D’altro canto, per essere precisi, il titolo d’esordio di Comisso sarebbe un altro, ovverosia la plaquette delle Poesie che venne stampata in tiratura limitata nel 1916, a cura dell’amico Arturo Martini, presso la Stamperia Zoppelli di Treviso mentre l’autore si trovava al fronte. L’opera, riprodotta in edizione anastatica fuori commercio nel 1995 dalla Libreria Canova, presenta una xilografia dello stesso Martini riproducente il profilo di Comisso e si avvale di 16 pagine non numerate, contenenti una decina di liriche. Osserva Emilio Lippi nell’introduzione alla summenzionata edizione anastatica: «Martini era stato l’artefice dell’iniziativa: sua la scelta della “carta molto greve” e dei caratteri goticheggianti, sua soprattutto la xilografia che ritrae “con perfetta assomiglianza” l’amico e che costituisce tuttora il motivo di meno effimero interesse. […] L’opuscolo fu stampato da Zoppelli, l’editore più in vista in città, che nel ’51, sotto l’insegna delle Edizioni di Treviso – Libreria Canova, avrebbe patrocinato uno dei volumi più felici dello scrittore, Le mie stagioni». L’opuscolo è diventato raro a causa dell’iniziativa dei genitori di Comisso che, vergognandosi della qualità dei versi ivi contenuti, considerati di una semplicità disarmante, provvidero a fare razzia delle copie circolanti in città, approfittando dell’assenza del figlio.
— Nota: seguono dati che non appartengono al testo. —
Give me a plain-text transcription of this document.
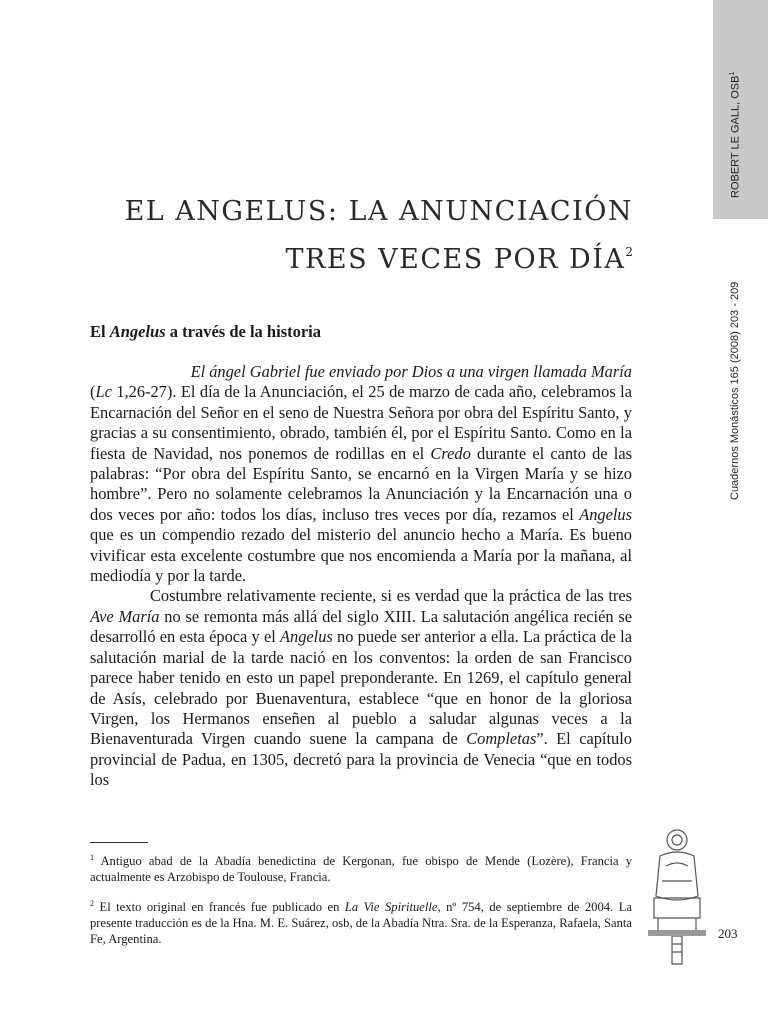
ROBERT LE GALL, OSB$^1$
Cuadernos Monásticos 165 (2008) 203 - 209
EL ANGELUS: LA ANUNCIACIÓN
TRES VECES POR DÍA$^2$
El Angelus a través de la historia

El ángel Gabriel fue enviado por Dios a una virgen llamada María
(Lc 1,26-27). El día de la Anunciación, el 25 de marzo de cada año, celebramos la Encarnación del Señor en el seno de Nuestra Señora por obra del Espíritu Santo, y gracias a su consentimiento, obrado, también él, por el Espíritu Santo. Como en la fiesta de Navidad, nos ponemos de rodillas en el Credo durante el canto de las palabras: “Por obra del Espíritu Santo, se encarnó en la Virgen María y se hizo hombre”. Pero no solamente celebramos la Anunciación y la Encarnación una o dos veces por año: todos los días, incluso tres veces por día, rezamos el Angelus que es un compendio rezado del misterio del anuncio hecho a María. Es bueno vivificar esta excelente costumbre que nos encomienda a María por la mañana, al mediodía y por la tarde.

Costumbre relativamente reciente, si es verdad que la práctica de las tres Ave María no se remonta más allá del siglo XIII. La salutación angélica recién se desarrolló en esta época y el Angelus no puede ser anterior a ella. La práctica de la salutación marial de la tarde nació en los conventos: la orden de san Francisco parece haber tenido en esto un papel preponderante. En 1269, el capítulo general de Asís, celebrado por Buenaventura, establece “que en honor de la gloriosa Virgen, los Hermanos enseñen al pueblo a saludar algunas veces a la Bienaventurada Virgen cuando suene la campana de Completas”. El capítulo provincial de Padua, en 1305, decretó para la provincia de Venecia “que en todos los

$^1$ Antiguo abad de la Abadía benedictina de Kergonan, fue obispo de Mende (Lozère), Francia y actualmente es Arzobispo de Toulouse, Francia.

$^2$ El texto original en francés fue publicado en La Vie Spirituelle, nº 754, de septiembre de 2004. La presente traducción es de la Hna. M. E. Suárez, osb, de la Abadía Ntra. Sra. de la Esperanza, Rafaela, Santa Fe, Argentina.	203
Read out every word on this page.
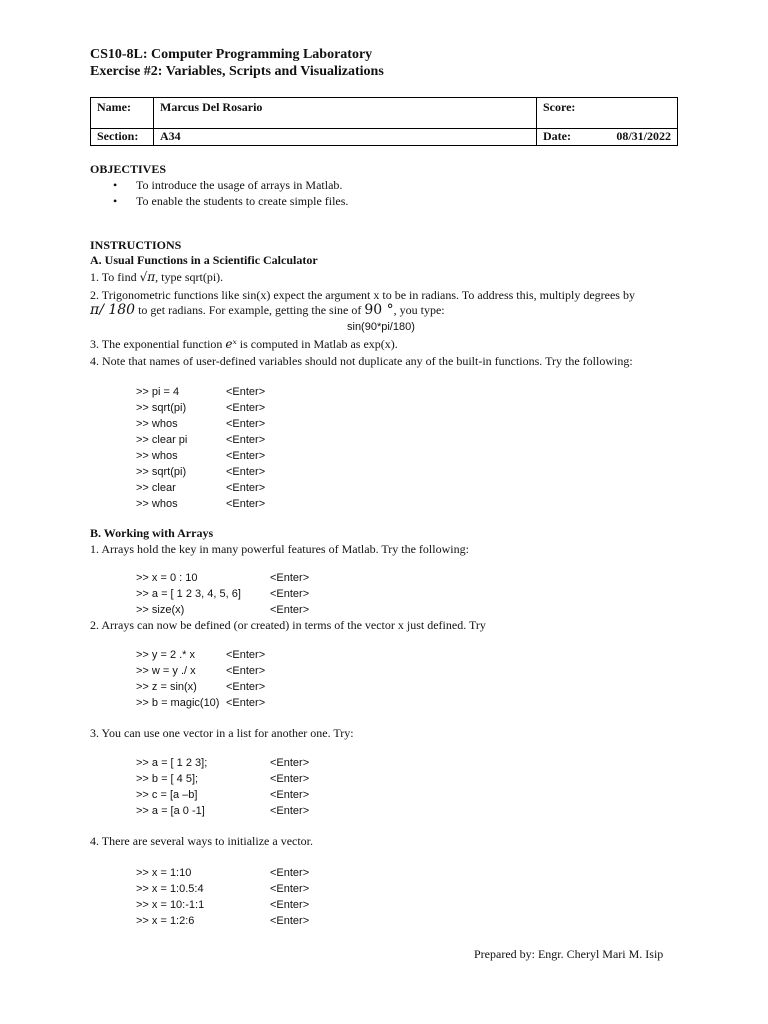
CS10-8L: Computer Programming Laboratory
Exercise #2: Variables, Scripts and Visualizations
Name:	Marcus Del Rosario	Score:	
Section:	A34	Date:	08/31/2022
OBJECTIVES
• To introduce the usage of arrays in Matlab.
• To enable the students to create simple files.
INSTRUCTIONS
A. Usual Functions in a Scientific Calculator
1. To find √π, type sqrt(pi).
2. Trigonometric functions like sin(x) expect the argument x to be in radians. To address this, multiply degrees by
π/ 180 to get radians. For example, getting the sine of 90 °, you type:
sin(90*pi/180)
3. The exponential function eˣ is computed in Matlab as exp(x).
4. Note that names of user-defined variables should not duplicate any of the built-in functions. Try the following:
>> pi = 4	<Enter>
>> sqrt(pi)	<Enter>
>> whos	<Enter>
>> clear pi	<Enter>
>> whos	<Enter>
>> sqrt(pi)	<Enter>
>> clear	<Enter>
>> whos	<Enter>
B. Working with Arrays
1. Arrays hold the key in many powerful features of Matlab. Try the following:
>> x = 0 : 10	<Enter>
>> a = [ 1 2 3, 4, 5, 6]	<Enter>
>> size(x)	<Enter>
2. Arrays can now be defined (or created) in terms of the vector x just defined. Try
>> y = 2 .* x	<Enter>
>> w = y ./ x	<Enter>
>> z = sin(x)	<Enter>
>> b = magic(10) <Enter>
3. You can use one vector in a list for another one. Try:
>> a = [ 1 2 3];	<Enter>
>> b = [ 4 5];	<Enter>
>> c = [a –b]	<Enter>
>> a = [a 0 -1]	<Enter>
4. There are several ways to initialize a vector.
>> x = 1:10	<Enter>
>> x = 1:0.5:4	<Enter>
>> x = 10:-1:1	<Enter>
>> x = 1:2:6	<Enter>
Prepared by: Engr. Cheryl Mari M. Isip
Lippi sostiene che l’esemplare riprodotto in fac-simile è forse l’unico superstite, in quanto si tratta della copia appartenuta a Natale Mazzolà, amico dell’autore e un tempo detentore di importanti memorabiliacomissiani (è opportuno qui ricordare le Trecento lettere di Giovanni Comisso a Maria e Natale Mazzolà, pubblicate nel 1972 dall’Editrice Trevigiana). La copia venne donata alla Biblioteca Comunale di Treviso. Le poesie confluirono, in forma rivisitata, nel volumetto stampato da Rebellato nel 1957, La virtù leggendaria, che raccoglie anche brevi prose, in un’edizione con copertina bianca, stampata in 600 esemplari, di cui 500 numerati da 1 a 500 e 100 privi di numerazione.